Gość: alex IP: *.neoplus.adsl.tpnet.pl 05.04.09, 15:24
Gdzie nabyć w Polsce winko CEPPARELLO 2004 i jaka cena? Pozdrawiam
marzena_84 06.04.09, 20:00
w Polsce nie wiem ale u nas w sklepie kosztuje 39.50 euro od jutra
bedzie dostepne na stronie internetowej:
www.enotecadipiazza.com/ecommerce-uk/index.phppozdrawiam
Gość: alex IP: *.neoplus.adsl.tpnet.pl 11.04.09, 22:27
A można by u Pani zamówić jakieś winka (ze 4 buteleczki). Pozdrawiam
Gość: alex12 IP: *.neoplus.adsl.tpnet.pl 21.05.09, 21:07
a można by u Pani nabyc kilka buteleczek wina z enoteki w której Pani pracuje, jak z wysyłka i płatnością, pozdrawiam
sstar 06.04.09, 20:31
wygląda ze importer czyli Passion du Vin (winnica.pl) nie ma tego rocznika (ma
ze slabszych, upalnych rocznikow 2000 i 2003)
pzdr, sstar
sstar 06.04.09, 20:34
wg strony owinie ma je (rocznik 2004) kawa wino czekolada czyli enoteka polska
na dlugiej (wa-wa)
pzdr, sstar
sstar 06.04.09, 20:38
a czemu akurat ten rocznik Cie interesuje?
2003 ma tez Vinoteka 13:
www.vinoteka13.pl/katalog/wina/wlochy/toskania/isole-e-olena/ceparello-2003
sstar 06.04.09, 20:43
Gość portalu: alex napisał(a):
> Gdzie nabyć w Polsce winko CEPPARELLO 2004 i jaka cena?Pozdrawiam
znalezłem jeszcze jeden ślad Ceparello, chyba najlepszy;-)

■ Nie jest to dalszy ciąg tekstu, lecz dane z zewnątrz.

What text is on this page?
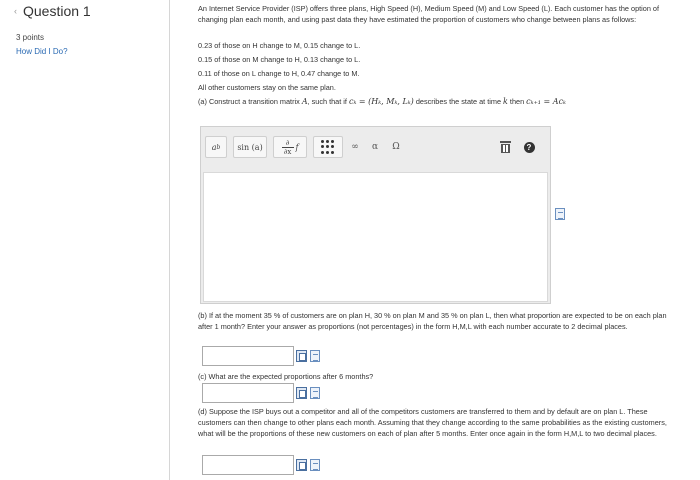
‹ Question 1
3 points
How Did I Do?
An Internet Service Provider (ISP) offers three plans, High Speed (H), Medium Speed (M) and Low Speed (L). Each customer has the option of changing plan each month, and using past data they have estimated the proportion of customers who change between plans as follows:
0.23 of those on H change to M, 0.15 change to L.
0.15 of those on M change to H, 0.13 change to L.
0.11 of those on L change to H, 0.47 change to M.
All other customers stay on the same plan.
(a) Construct a transition matrix A, such that if cₖ = (Hₖ, Mₖ, Lₖ) describes the state at time k then cₖ₊₁ = Acₖ
(b) If at the moment 35 % of customers are on plan H, 30 % on plan M and 35 % on plan L, then what proportion are expected to be on each plan after 1 month? Enter your answer as proportions (not percentages) in the form H,M,L with each number accurate to 2 decimal places.
(c) What are the expected proportions after 6 months?
(d) Suppose the ISP buys out a competitor and all of the competitors customers are transferred to them and by default are on plan L. These customers can then change to other plans each month. Assuming that they change according to the same probabilities as the existing customers, what will be the proportions of these new customers on each of plan after 5 months. Enter once again in the form H,M,L to two decimal places.
a b	sin (a)	$\frac{\partial}{\partial x}$ f	∞	α	Ω	?
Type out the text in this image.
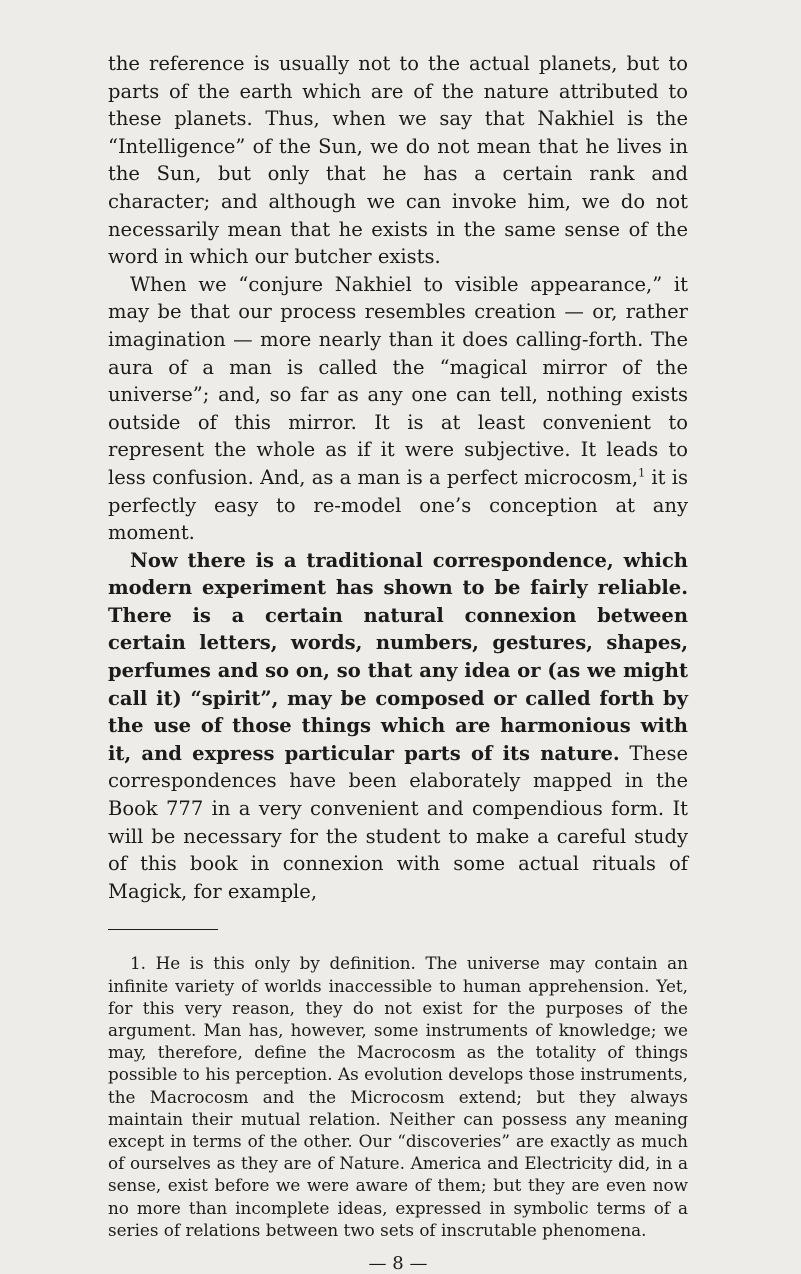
the reference is usually not to the actual planets, but to parts of the earth which are of the nature attributed to these planets. Thus, when we say that Nakhiel is the “Intelligence” of the Sun, we do not mean that he lives in the Sun, but only that he has a certain rank and character; and although we can invoke him, we do not necessarily mean that he exists in the same sense of the word in which our butcher exists.

When we “conjure Nakhiel to visible appearance,” it may be that our process resembles creation — or, rather imagination — more nearly than it does calling-forth. The aura of a man is called the “magical mirror of the universe”; and, so far as any one can tell, nothing exists outside of this mirror. It is at least convenient to represent the whole as if it were subjective. It leads to less confusion. And, as a man is a perfect microcosm,$^1$ it is perfectly easy to re-model one’s conception at any moment.

Now there is a traditional correspondence, which modern experiment has shown to be fairly reliable. There is a certain natural connexion between certain letters, words, numbers, gestures, shapes, perfumes and so on, so that any idea or (as we might call it) “spirit”, may be composed or called forth by the use of those things which are harmonious with it, and express particular parts of its nature. These correspondences have been elaborately mapped in the Book 777 in a very convenient and compendious form. It will be necessary for the student to make a careful study of this book in connexion with some actual rituals of Magick, for example,

1. He is this only by definition. The universe may contain an infinite variety of worlds inaccessible to human apprehension. Yet, for this very reason, they do not exist for the purposes of the argument. Man has, however, some instruments of knowledge; we may, therefore, define the Macrocosm as the totality of things possible to his perception. As evolution develops those instruments, the Macrocosm and the Microcosm extend; but they always maintain their mutual relation. Neither can possess any meaning except in terms of the other. Our “discoveries” are exactly as much of ourselves as they are of Nature. America and Electricity did, in a sense, exist before we were aware of them; but they are even now no more than incomplete ideas, expressed in symbolic terms of a series of relations between two sets of inscrutable phenomena.

— 8 —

www.sstarwines.pl/sample.php?inc=note.php¬e=3522
w poznańskiej Enotece Tre Bicchieri na pewno znajdzie się jakaś butelka:-)
skarbus71 15.04.09, 14:31
Zdecydowanie polecam Enoteke Polska, ul. Dluga 23/25 w Warszawie. Nie wiem czy
jest jeszcze rocznik 2004, ale 2005 nie ustepuje mu niczym.

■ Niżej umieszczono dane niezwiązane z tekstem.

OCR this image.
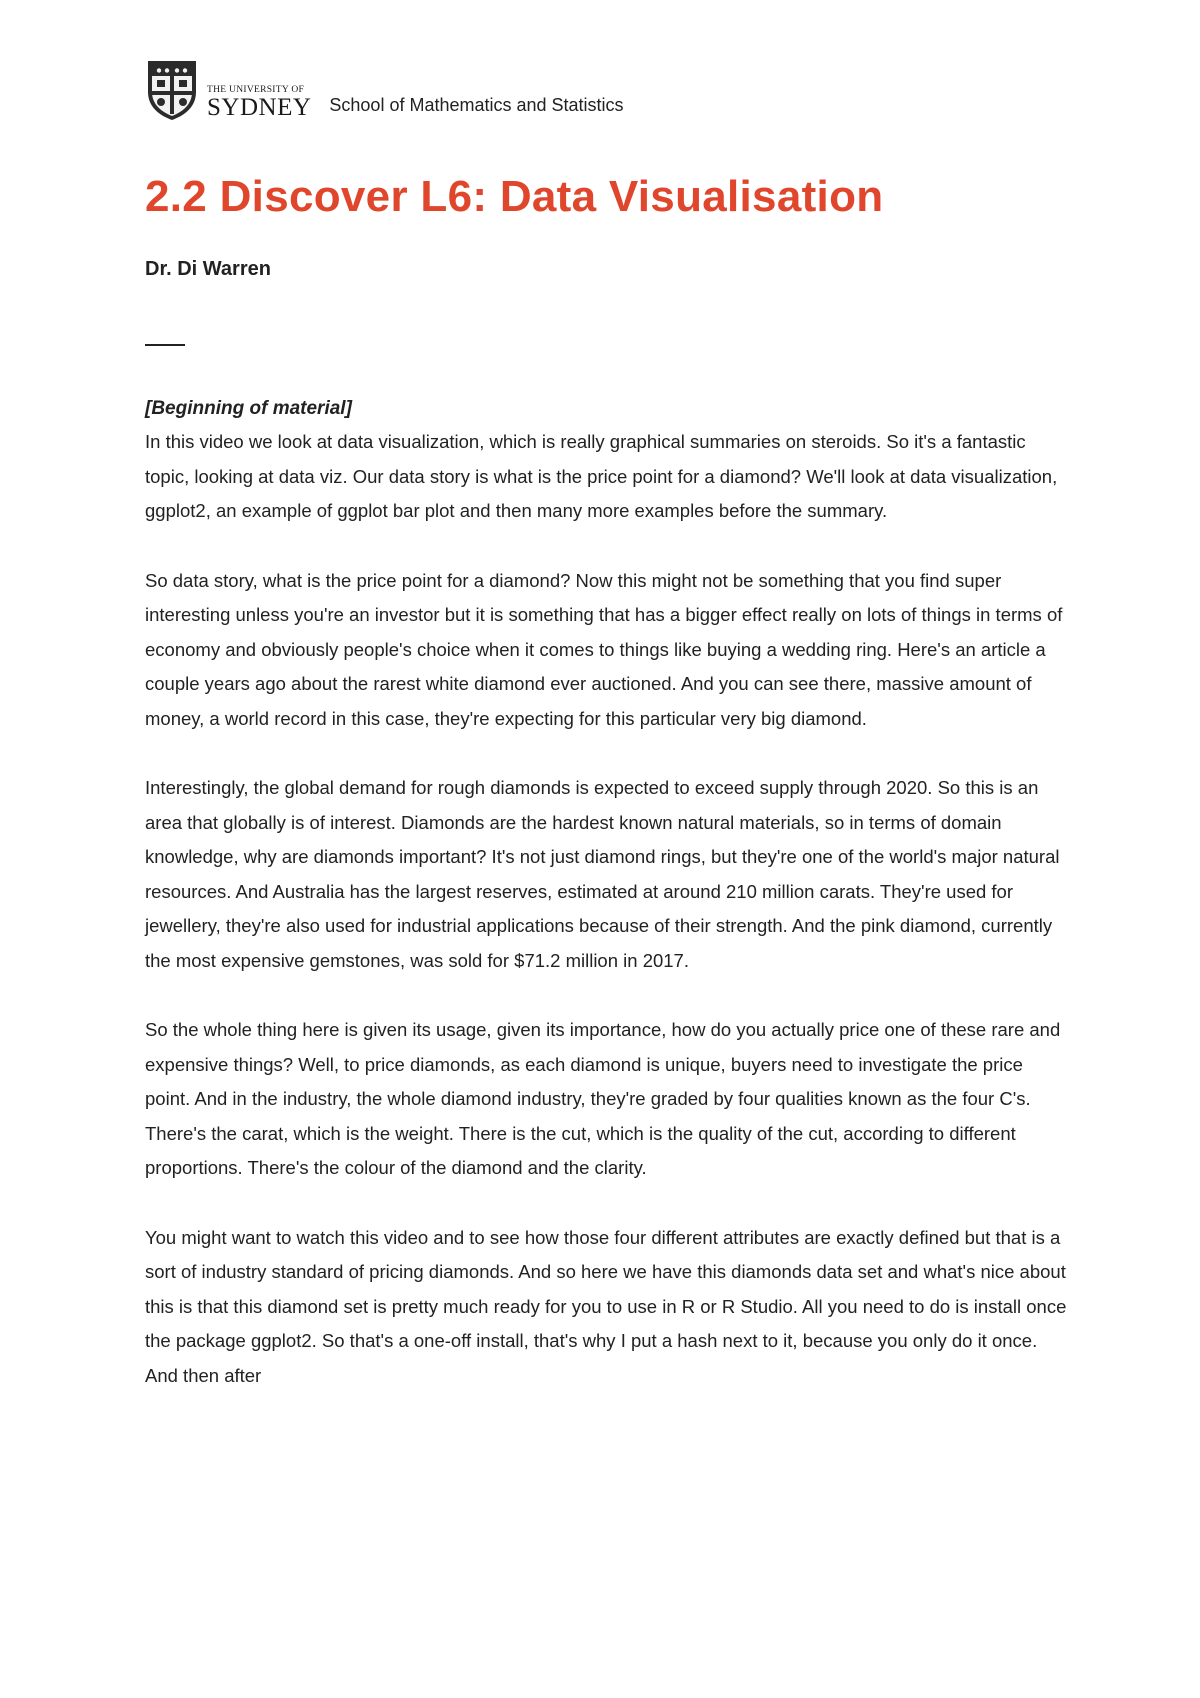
THE UNIVERSITY OF
SYDNEY School of Mathematics and Statistics
2.2 Discover L6: Data Visualisation
Dr. Di Warren
[Beginning of material]

In this video we look at data visualization, which is really graphical summaries on steroids. So it's a fantastic topic, looking at data viz. Our data story is what is the price point for a diamond? We'll look at data visualization, ggplot2, an example of ggplot bar plot and then many more examples before the summary.

So data story, what is the price point for a diamond? Now this might not be something that you find super interesting unless you're an investor but it is something that has a bigger effect really on lots of things in terms of economy and obviously people's choice when it comes to things like buying a wedding ring. Here's an article a couple years ago about the rarest white diamond ever auctioned. And you can see there, massive amount of money, a world record in this case, they're expecting for this particular very big diamond.

Interestingly, the global demand for rough diamonds is expected to exceed supply through 2020. So this is an area that globally is of interest. Diamonds are the hardest known natural materials, so in terms of domain knowledge, why are diamonds important? It's not just diamond rings, but they're one of the world's major natural resources. And Australia has the largest reserves, estimated at around 210 million carats. They're used for jewellery, they're also used for industrial applications because of their strength. And the pink diamond, currently the most expensive gemstones, was sold for $71.2 million in 2017.

So the whole thing here is given its usage, given its importance, how do you actually price one of these rare and expensive things? Well, to price diamonds, as each diamond is unique, buyers need to investigate the price point. And in the industry, the whole diamond industry, they're graded by four qualities known as the four C's. There's the carat, which is the weight. There is the cut, which is the quality of the cut, according to different proportions. There's the colour of the diamond and the clarity.

You might want to watch this video and to see how those four different attributes are exactly defined but that is a sort of industry standard of pricing diamonds. And so here we have this diamonds data set and what's nice about this is that this diamond set is pretty much ready for you to use in R or R Studio. All you need to do is install once the package ggplot2. So that's a one-off install, that's why I put a hash next to it, because you only do it once. And then after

Gość: Rantica IP: *.neoplus.adsl.tpnet.pl 15.04.09, 15:19
skarbus71 napisała:
> Zdecydowanie polecam Enoteke Polska, ul. Dluga 23/25 w Warszawie. Nie wiem czy
> jest jeszcze rocznik 2004, ale 2005 nie ustepuje mu niczym.
Zdecydowanie nie polecam. Smętny lokal z cenami z kosmosu. Najtańszy kieliszek wina kosztuje 30 złotych. To ma być wine bar? Drożej niż w najlepszych restauracjach świata a jedzenie barowe i niezbyt smaczne. Ceny dań oczywiście z d..y wyjęte.
Porównanie Ceparello 2005 do 2004 dowodzi tylko kompletnego braku umiejętności oceny wina przez autora tego wpisu.
Gość: tomba IP: *.neoplus.adsl.tpnet.pl 15.04.09, 23:17
No tak, lampka "supermarketowego" sacrisassi (Grand Prix 2006
Magazynu Wino)za 30pln to rzeczywiście "kosmos"...
Rantico, przyjdź i popatrz uważnie na ceny, spróbuj potraw, a potem
wyrób sobie własną opinię, a nie powtarzaj po innych...
Gość: Rantica IP: *.neoplus.adsl.tpnet.pl 16.04.09, 09:14
Najtańsze czerwone wino podawane na kieliszki w tym smutnym, wielkim i pustym hangarze kosztowało 30 złotych za kieliszek. Tak mnie poinformowała obsługa i takie wino mi podano. Potrawy jadłam 3 i wszystkie były bardzo nędzne. Ciekawe gdzie można dostać wołowinę całkowicie bez smaku? Gorszego carpaccio wołowego nie jadłam nigdy i wciskanie tych paru gramów bezsmakowych plasterków tego czegoś za kolejne 3 dychy to bandyterka.
Gość: kamillo83 IP: *.neoplus.adsl.tpnet.pl 16.04.09, 15:58
Pani Rantica chyba nie byla nigdy w tym lokalu tylko powtarza jakies
z palca wyjete artykuly... Dla sprostowania: Najtanszy kieliszek
wina kosztuje to 9zl.
Gość: tomba IP: *.neoplus.adsl.tpnet.pl 16.04.09, 18:53
Droga Pani.
O gustach się nie dyskutuje i jest mi niezmiernie przykro że aż tak
niekorzystnie zapisaliśmy się w pamięci smakiem naszych potraw i
rozmiarem carpaccio, natomiast pozwolę zachować sobie inne zdanie na
ten temat, zbliżone do tego, które prezentuje Pani w swoim artykule.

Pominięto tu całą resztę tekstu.